The putative class plaintiffs purchased homes in 2005 with mortgages obtained from Bank of America, and were required to obtain private mortgage insurance in connection with their loans. In 2012, the borrowers received advertisements from their legal counsel regarding possible causes of action they may have related to their private mortgage insurance. Although the borrowers had not previously investigated the reinsurance arrangement in connection with their mortgage insurance, they brought suit against Bank of America, alleging that the reinsurance arrangement between the bank and the insurer was in violation of RESPA.
The United States District Court for the Eastern District of Pennsylvania held that the plaintiffs’ claims were time-barred by RESPA’s one-year statute of limitations.
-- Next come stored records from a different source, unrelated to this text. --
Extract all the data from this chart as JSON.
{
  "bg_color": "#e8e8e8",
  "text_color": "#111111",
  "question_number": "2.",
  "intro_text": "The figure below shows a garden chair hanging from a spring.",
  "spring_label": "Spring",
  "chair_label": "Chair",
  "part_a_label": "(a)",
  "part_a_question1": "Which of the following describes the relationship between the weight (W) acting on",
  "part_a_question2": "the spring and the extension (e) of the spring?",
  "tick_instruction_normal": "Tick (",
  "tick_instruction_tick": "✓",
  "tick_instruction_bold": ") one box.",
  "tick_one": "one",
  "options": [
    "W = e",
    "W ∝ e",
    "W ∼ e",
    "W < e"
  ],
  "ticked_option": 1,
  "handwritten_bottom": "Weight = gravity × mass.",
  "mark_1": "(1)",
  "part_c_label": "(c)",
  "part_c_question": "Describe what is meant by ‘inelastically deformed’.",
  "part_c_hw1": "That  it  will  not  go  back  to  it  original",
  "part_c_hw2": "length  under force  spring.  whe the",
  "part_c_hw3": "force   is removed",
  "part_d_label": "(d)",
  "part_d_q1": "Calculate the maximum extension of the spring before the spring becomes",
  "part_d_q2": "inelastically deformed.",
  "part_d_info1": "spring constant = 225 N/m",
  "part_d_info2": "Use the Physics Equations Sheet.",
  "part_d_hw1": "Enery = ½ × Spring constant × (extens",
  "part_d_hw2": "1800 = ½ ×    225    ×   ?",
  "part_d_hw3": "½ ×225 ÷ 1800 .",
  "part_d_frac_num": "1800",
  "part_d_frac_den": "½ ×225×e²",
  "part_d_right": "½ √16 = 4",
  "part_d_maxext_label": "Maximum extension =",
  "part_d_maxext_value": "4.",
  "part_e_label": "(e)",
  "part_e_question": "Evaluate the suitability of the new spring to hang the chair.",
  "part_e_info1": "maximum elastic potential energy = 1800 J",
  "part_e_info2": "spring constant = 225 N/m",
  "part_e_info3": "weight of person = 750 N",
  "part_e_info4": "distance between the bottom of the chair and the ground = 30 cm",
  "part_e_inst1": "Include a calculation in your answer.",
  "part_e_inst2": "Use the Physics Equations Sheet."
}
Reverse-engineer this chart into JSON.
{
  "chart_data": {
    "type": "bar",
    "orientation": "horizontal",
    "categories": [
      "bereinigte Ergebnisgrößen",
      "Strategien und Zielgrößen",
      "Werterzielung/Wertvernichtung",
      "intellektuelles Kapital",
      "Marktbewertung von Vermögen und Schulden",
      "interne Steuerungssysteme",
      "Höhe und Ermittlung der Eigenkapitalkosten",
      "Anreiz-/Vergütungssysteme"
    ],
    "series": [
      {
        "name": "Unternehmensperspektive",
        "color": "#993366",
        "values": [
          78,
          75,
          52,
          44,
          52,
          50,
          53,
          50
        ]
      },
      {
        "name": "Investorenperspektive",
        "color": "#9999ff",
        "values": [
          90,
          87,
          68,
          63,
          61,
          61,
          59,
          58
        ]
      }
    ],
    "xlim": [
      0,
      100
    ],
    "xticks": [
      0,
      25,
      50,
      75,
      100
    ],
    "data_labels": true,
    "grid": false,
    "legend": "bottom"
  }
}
The District Court also held that their claims did not meet the requirements for equitable tolling because the borrowers did not exercise reasonable diligence in investigating their claims, and the defendants did not mislead the plaintiffs.
On appeal, the Third Circuit affirmed the District Court’s decision, on the basis that the plaintiffs did “absolutely nothing” to investigate the reinsurance of their mortgage insurance during the seven-year period between when their claims arose and when they brought suit. The Court also noted that although the plaintiffs’ lack of reasonable diligence was a sufficient basis on which to deny equitable tolling, there was also inadequate evidence that the defendants misled the plaintiffs.